Thompson, 27, won a Ladies European Tour event last month in New York, a 54-hole event that was part of the Aramco Series, but has not won on the LPGA in more than three years, dating to 2019, when she collected her 11th title. She wants to win again, and soon, but has been demonstrating restraint in her chase.
“Just staying patient, that's all golf is, just staying patient, positive,” she said. “I've been close a few times and hasn't worked out in my favor, so to be able to get that win and have the hard work pay off, that means the most to me, because I know how much I put into it.”
In fact, on her unexpected off-day on Thursday, when many of her peers were watching movies or gathering for long lunches, Thompson was in her room, finding it difficult to sit still. With the facility shut down at Pelican, Thompson worked out on her own, twice, doing jumping jacks and jumping squats in her room.
“I was definitely keeping busy,” Thompson said, “but just making sure I'm mentally staying there, and relaxing my body as well.”

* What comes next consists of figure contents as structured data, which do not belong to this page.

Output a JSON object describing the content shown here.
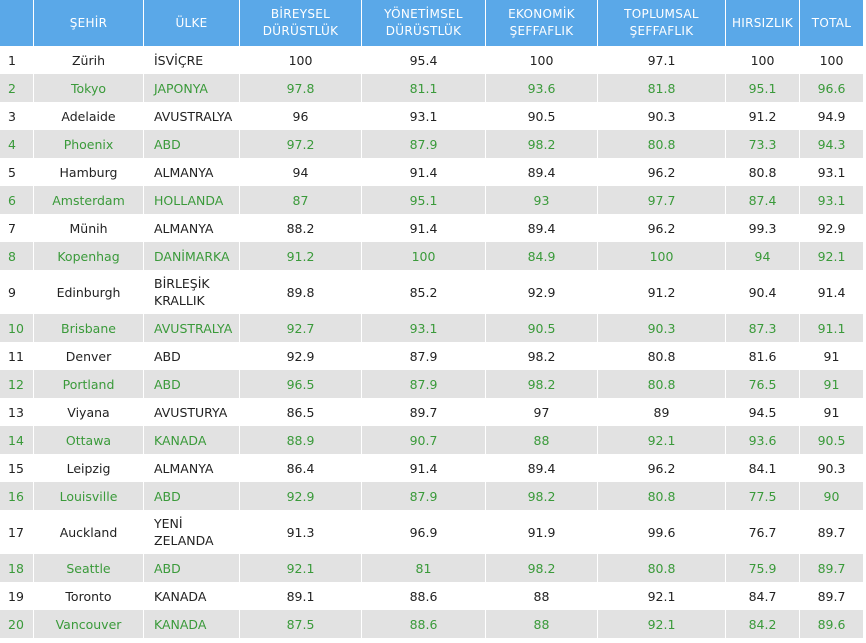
{
  "headers": {
    "no": "",
    "city": "ŞEHİR",
    "country": "ÜLKE",
    "individual": "BİREYSEL DÜRÜSTLÜK",
    "administrative": "YÖNETİMSEL DÜRÜSTLÜK",
    "economic": "EKONOMİK ŞEFFAFLIK",
    "social": "TOPLUMSAL ŞEFFAFLIK",
    "theft": "HIRSIZLIK",
    "total": "TOTAL"
  },
  "rows": [
    {
      "no": "1",
      "city": "Zürih",
      "country": "İSVİÇRE",
      "individual": "100",
      "administrative": "95.4",
      "economic": "100",
      "social": "97.1",
      "theft": "100",
      "total": "100"
    },
    {
      "no": "2",
      "city": "Tokyo",
      "country": "JAPONYA",
      "individual": "97.8",
      "administrative": "81.1",
      "economic": "93.6",
      "social": "81.8",
      "theft": "95.1",
      "total": "96.6"
    },
    {
      "no": "3",
      "city": "Adelaide",
      "country": "AVUSTRALYA",
      "individual": "96",
      "administrative": "93.1",
      "economic": "90.5",
      "social": "90.3",
      "theft": "91.2",
      "total": "94.9"
    },
    {
      "no": "4",
      "city": "Phoenix",
      "country": "ABD",
      "individual": "97.2",
      "administrative": "87.9",
      "economic": "98.2",
      "social": "80.8",
      "theft": "73.3",
      "total": "94.3"
    },
    {
      "no": "5",
      "city": "Hamburg",
      "country": "ALMANYA",
      "individual": "94",
      "administrative": "91.4",
      "economic": "89.4",
      "social": "96.2",
      "theft": "80.8",
      "total": "93.1"
    },
    {
      "no": "6",
      "city": "Amsterdam",
      "country": "HOLLANDA",
      "individual": "87",
      "administrative": "95.1",
      "economic": "93",
      "social": "97.7",
      "theft": "87.4",
      "total": "93.1"
    },
    {
      "no": "7",
      "city": "Münih",
      "country": "ALMANYA",
      "individual": "88.2",
      "administrative": "91.4",
      "economic": "89.4",
      "social": "96.2",
      "theft": "99.3",
      "total": "92.9"
    },
    {
      "no": "8",
      "city": "Kopenhag",
      "country": "DANİMARKA",
      "individual": "91.2",
      "administrative": "100",
      "economic": "84.9",
      "social": "100",
      "theft": "94",
      "total": "92.1"
    },
    {
      "no": "9",
      "city": "Edinburgh",
      "country": "BİRLEŞİK KRALLIK",
      "individual": "89.8",
      "administrative": "85.2",
      "economic": "92.9",
      "social": "91.2",
      "theft": "90.4",
      "total": "91.4"
    },
    {
      "no": "10",
      "city": "Brisbane",
      "country": "AVUSTRALYA",
      "individual": "92.7",
      "administrative": "93.1",
      "economic": "90.5",
      "social": "90.3",
      "theft": "87.3",
      "total": "91.1"
    },
    {
      "no": "11",
      "city": "Denver",
      "country": "ABD",
      "individual": "92.9",
      "administrative": "87.9",
      "economic": "98.2",
      "social": "80.8",
      "theft": "81.6",
      "total": "91"
    },
    {
      "no": "12",
      "city": "Portland",
      "country": "ABD",
      "individual": "96.5",
      "administrative": "87.9",
      "economic": "98.2",
      "social": "80.8",
      "theft": "76.5",
      "total": "91"
    },
    {
      "no": "13",
      "city": "Viyana",
      "country": "AVUSTURYA",
      "individual": "86.5",
      "administrative": "89.7",
      "economic": "97",
      "social": "89",
      "theft": "94.5",
      "total": "91"
    },
    {
      "no": "14",
      "city": "Ottawa",
      "country": "KANADA",
      "individual": "88.9",
      "administrative": "90.7",
      "economic": "88",
      "social": "92.1",
      "theft": "93.6",
      "total": "90.5"
    },
    {
      "no": "15",
      "city": "Leipzig",
      "country": "ALMANYA",
      "individual": "86.4",
      "administrative": "91.4",
      "economic": "89.4",
      "social": "96.2",
      "theft": "84.1",
      "total": "90.3"
    },
    {
      "no": "16",
      "city": "Louisville",
      "country": "ABD",
      "individual": "92.9",
      "administrative": "87.9",
      "economic": "98.2",
      "social": "80.8",
      "theft": "77.5",
      "total": "90"
    },
    {
      "no": "17",
      "city": "Auckland",
      "country": "YENİ ZELANDA",
      "individual": "91.3",
      "administrative": "96.9",
      "economic": "91.9",
      "social": "99.6",
      "theft": "76.7",
      "total": "89.7"
    },
    {
      "no": "18",
      "city": "Seattle",
      "country": "ABD",
      "individual": "92.1",
      "administrative": "81",
      "economic": "98.2",
      "social": "80.8",
      "theft": "75.9",
      "total": "89.7"
    },
    {
      "no": "19",
      "city": "Toronto",
      "country": "KANADA",
      "individual": "89.1",
      "administrative": "88.6",
      "economic": "88",
      "social": "92.1",
      "theft": "84.7",
      "total": "89.7"
    },
    {
      "no": "20",
      "city": "Vancouver",
      "country": "KANADA",
      "individual": "87.5",
      "administrative": "88.6",
      "economic": "88",
      "social": "92.1",
      "theft": "84.2",
      "total": "89.6"
    }
  ]
}
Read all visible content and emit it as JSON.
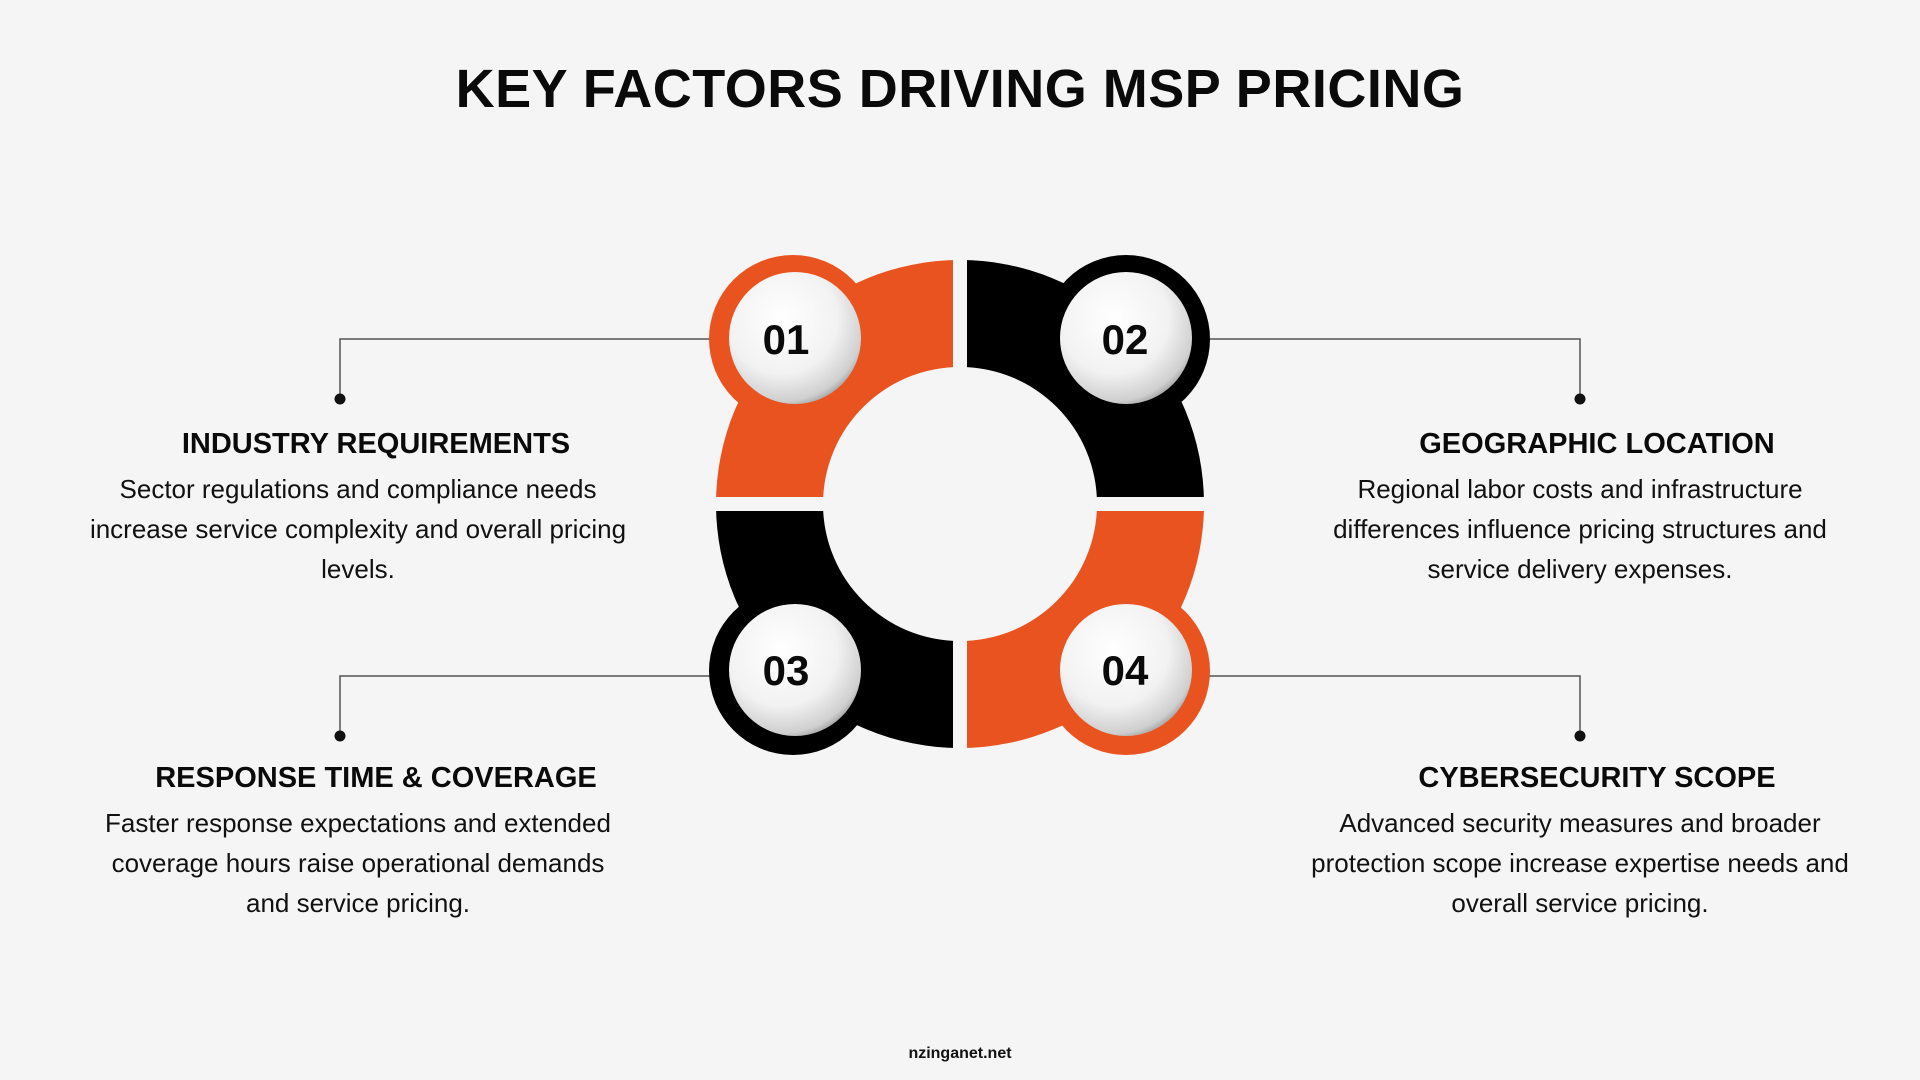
{
  "title": "KEY FACTORS DRIVING MSP PRICING",
  "colors": {
    "accent": "#E8531F",
    "dark": "#000000",
    "background": "#F5F5F5"
  },
  "factors": [
    {
      "number": "01",
      "heading": "INDUSTRY REQUIREMENTS",
      "color": "#E8531F",
      "description_lines": [
        "Sector regulations and compliance needs",
        "increase service complexity and overall pricing",
        "levels."
      ]
    },
    {
      "number": "02",
      "heading": "GEOGRAPHIC LOCATION",
      "color": "#000000",
      "description_lines": [
        "Regional labor costs and infrastructure",
        "differences influence pricing structures and",
        "service delivery expenses."
      ]
    },
    {
      "number": "03",
      "heading": "RESPONSE TIME & COVERAGE",
      "color": "#000000",
      "description_lines": [
        "Faster response expectations and extended",
        "coverage hours raise operational demands",
        "and service pricing."
      ]
    },
    {
      "number": "04",
      "heading": "CYBERSECURITY SCOPE",
      "color": "#E8531F",
      "description_lines": [
        "Advanced security measures and broader",
        "protection scope increase expertise needs and",
        "overall service pricing."
      ]
    }
  ],
  "footer": "nzinganet.net"
}
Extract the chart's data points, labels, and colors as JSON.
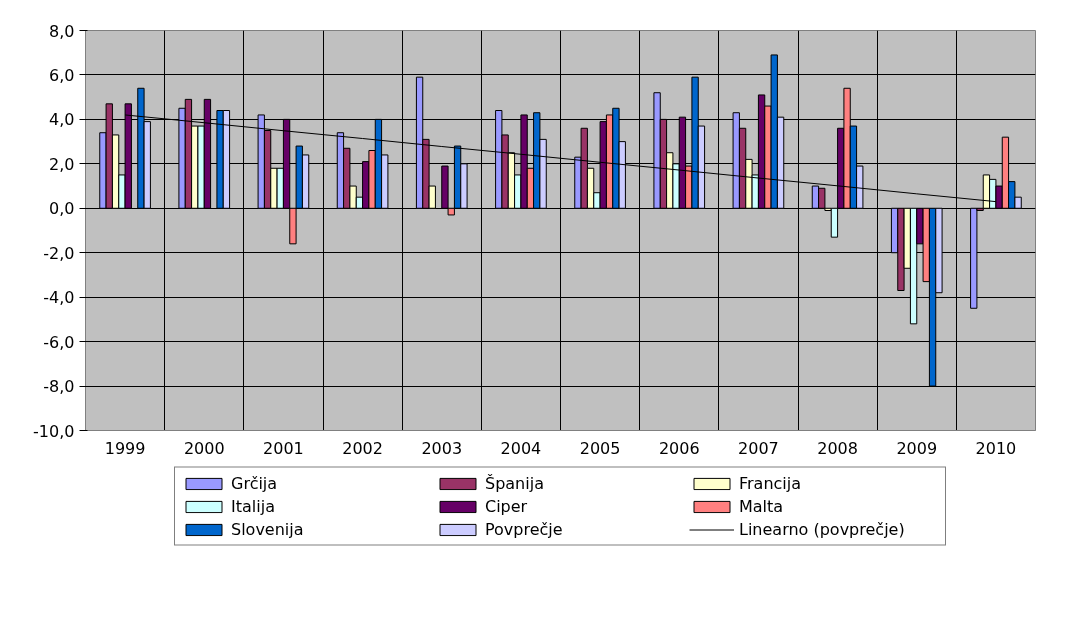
{
  "chart_data": {
    "type": "bar",
    "categories": [
      "1999",
      "2000",
      "2001",
      "2002",
      "2003",
      "2004",
      "2005",
      "2006",
      "2007",
      "2008",
      "2009",
      "2010"
    ],
    "ylim": [
      -10,
      8
    ],
    "yticks": [
      {
        "value": -10,
        "label": "-10,0"
      },
      {
        "value": -8,
        "label": "-8,0"
      },
      {
        "value": -6,
        "label": "-6,0"
      },
      {
        "value": -4,
        "label": "-4,0"
      },
      {
        "value": -2,
        "label": "-2,0"
      },
      {
        "value": 0,
        "label": "0,0"
      },
      {
        "value": 2,
        "label": "2,0"
      },
      {
        "value": 4,
        "label": "4,0"
      },
      {
        "value": 6,
        "label": "6,0"
      },
      {
        "value": 8,
        "label": "8,0"
      }
    ],
    "grid": true,
    "legend": "bottom",
    "series": [
      {
        "name": "Grčija",
        "color": "#9999ff",
        "values": [
          3.4,
          4.5,
          4.2,
          3.4,
          5.9,
          4.4,
          2.3,
          5.2,
          4.3,
          1.0,
          -2.0,
          -4.5
        ]
      },
      {
        "name": "Španija",
        "color": "#993366",
        "values": [
          4.7,
          4.9,
          3.5,
          2.7,
          3.1,
          3.3,
          3.6,
          4.0,
          3.6,
          0.9,
          -3.7,
          -0.1
        ]
      },
      {
        "name": "Francija",
        "color": "#ffffcc",
        "values": [
          3.3,
          3.7,
          1.8,
          1.0,
          1.0,
          2.5,
          1.8,
          2.5,
          2.2,
          -0.1,
          -2.7,
          1.5
        ]
      },
      {
        "name": "Italija",
        "color": "#ccffff",
        "values": [
          1.5,
          3.7,
          1.8,
          0.5,
          null,
          1.5,
          0.7,
          2.0,
          1.5,
          -1.3,
          -5.2,
          1.3
        ]
      },
      {
        "name": "Ciper",
        "color": "#660066",
        "values": [
          4.7,
          4.9,
          4.0,
          2.1,
          1.9,
          4.2,
          3.9,
          4.1,
          5.1,
          3.6,
          -1.6,
          1.0
        ]
      },
      {
        "name": "Malta",
        "color": "#ff8080",
        "values": [
          null,
          null,
          -1.6,
          2.6,
          -0.3,
          1.8,
          4.2,
          1.9,
          4.6,
          5.4,
          -3.3,
          3.2
        ]
      },
      {
        "name": "Slovenija",
        "color": "#0066cc",
        "values": [
          5.4,
          4.4,
          2.8,
          4.0,
          2.8,
          4.3,
          4.5,
          5.9,
          6.9,
          3.7,
          -8.0,
          1.2
        ]
      },
      {
        "name": "Povprečje",
        "color": "#ccccff",
        "values": [
          3.9,
          4.4,
          2.4,
          2.4,
          2.0,
          3.1,
          3.0,
          3.7,
          4.1,
          1.9,
          -3.8,
          0.5
        ]
      },
      {
        "name": "Linearno (povprečje)",
        "type": "line",
        "color": "#000000",
        "values": [
          4.2,
          3.85,
          3.49,
          3.14,
          2.78,
          2.43,
          2.07,
          1.72,
          1.36,
          1.01,
          0.65,
          0.3
        ]
      }
    ]
  }
}
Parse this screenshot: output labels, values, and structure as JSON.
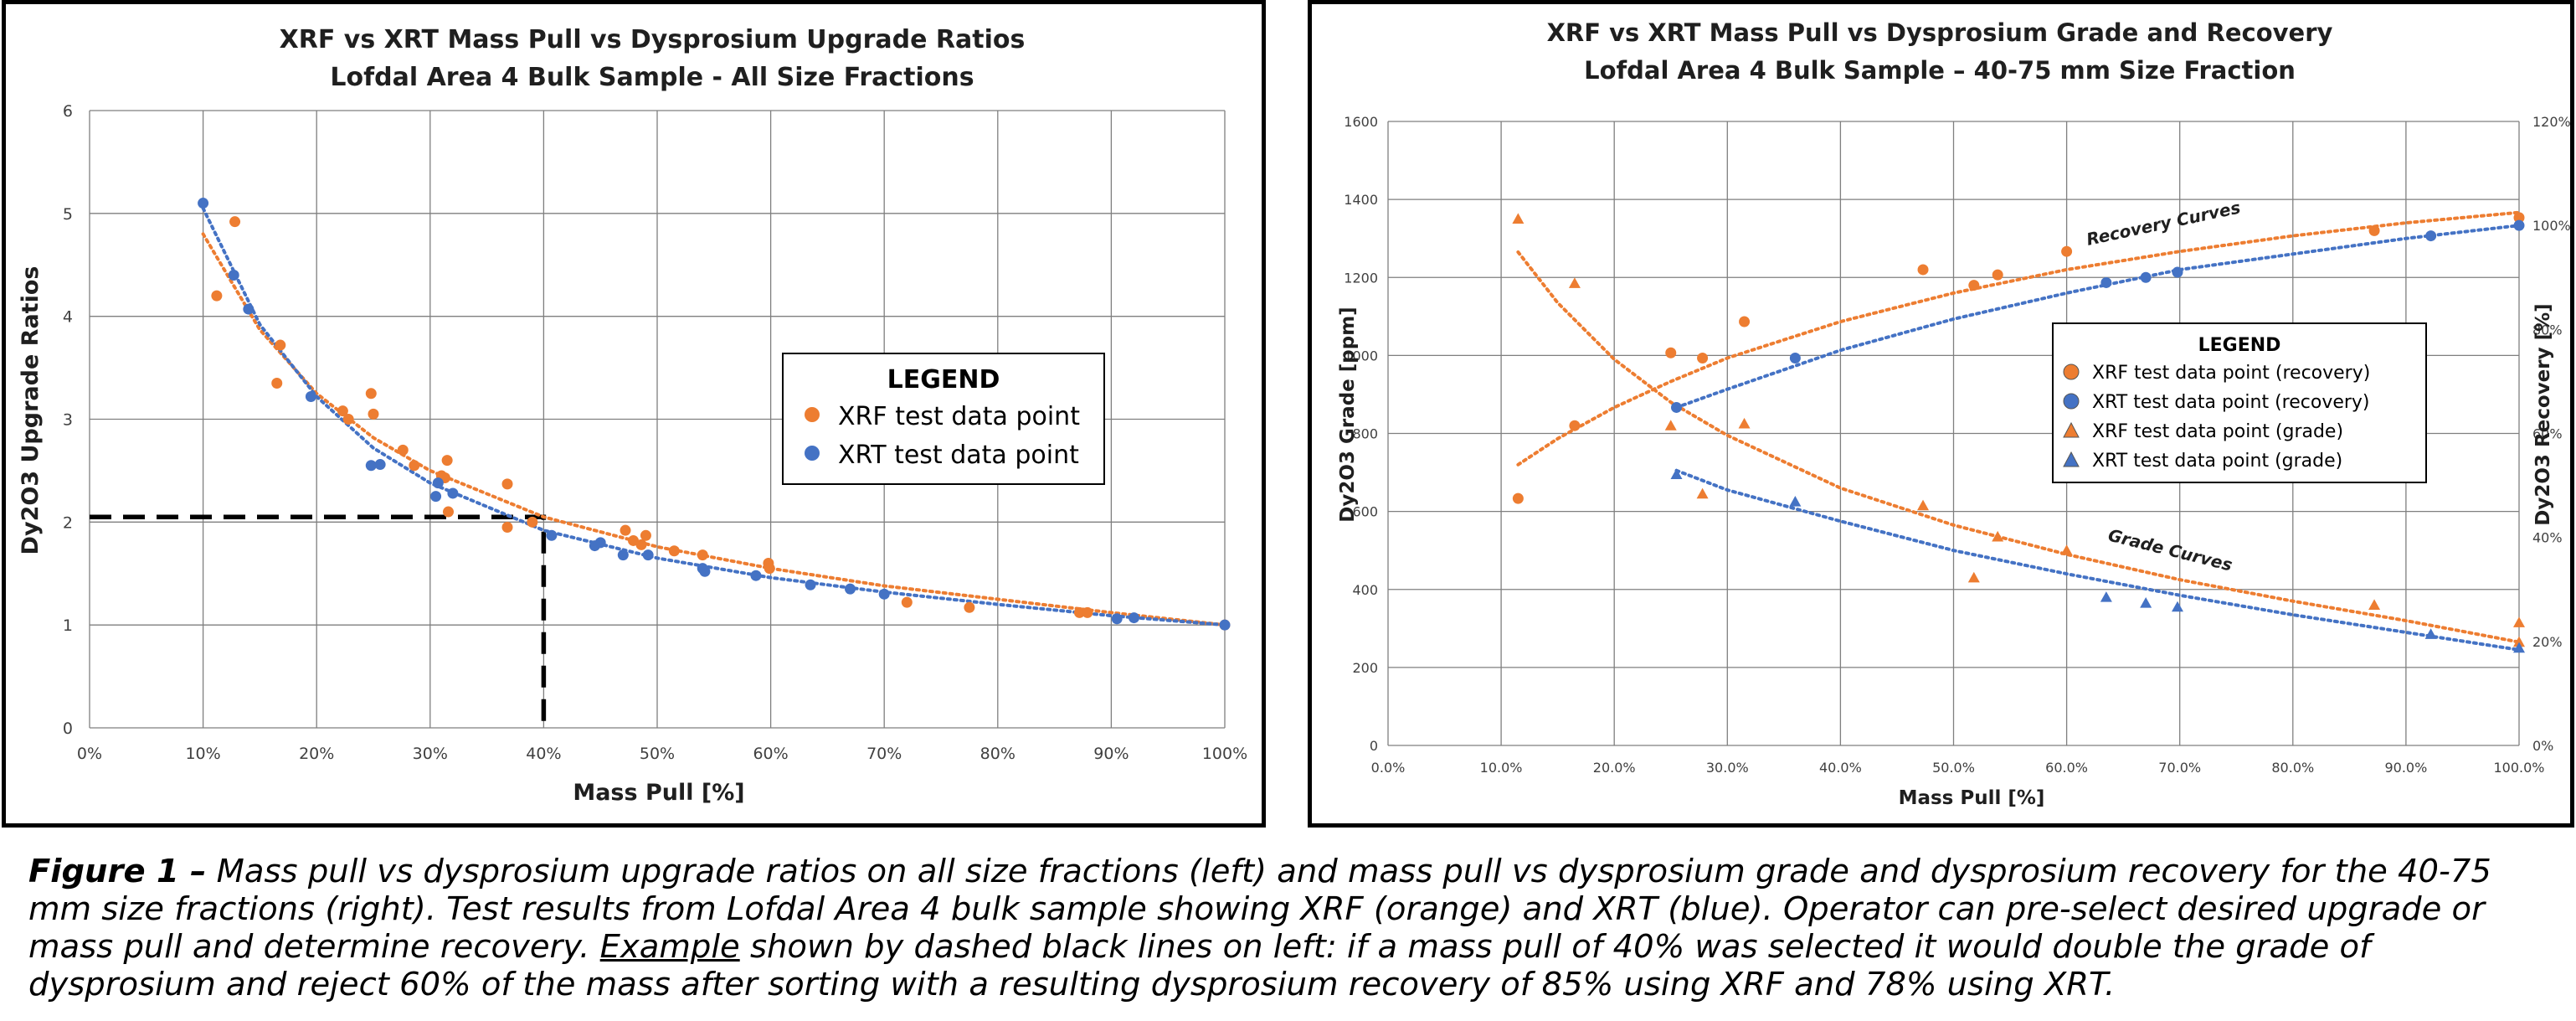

The tone for good scoring was set early when Germany’s Gabsa, who went off in the first grouping off the 10th tee, shot 64. Others soon would join her, including Thompson, Carlota Ciganda, Hyo Joo Kim, and Tiffany Chan. There is a lot to play for this week with this being the penultimate week on the schedule – the final event for those outside the top 60. For Gabsa, who is 108th in the Race to CME Globe points table, she needs to sneak inside the top 100 to cement full LPGA playing privileges for next season.
Timely, then, that she and her brother, Pascal, who is also her caddie, spent Thursday afternoon watching the new Star Wars series, “Andor.” As character Cassian Andor contemplates a massive prison break, he decides, even if unsuccessful, he’d prefer to die trying than not to try at all. In a roundabout way, Gabsa is following a similar philosophy as she tries to keep a card. All or nothing, and no holding back.
“We can just play as aggressive as we want to – there is no failing,” said Gabsa, who would head to the second stage of qualifying if she finishes outside the top 100. “Just go for pins, and if it works out, it works out.”
Nelly Korda, defending champion at the Pelican, played later in the day and opened with 66. Lydia Ko, currently with a one-point lead over Minjee Lee in the Rolex Player of the Year standings, and the LPGA’s leader in scoring average, shot 68. Among those players competing in Friday’s afternoon wave, Gaby Lopez, Allisen Corpuz, Pauline Roussin, Yaeeun Hong and Jasmine Suwannapura shot 65s to match Lizette Salas, who shot 65 earlier in the day.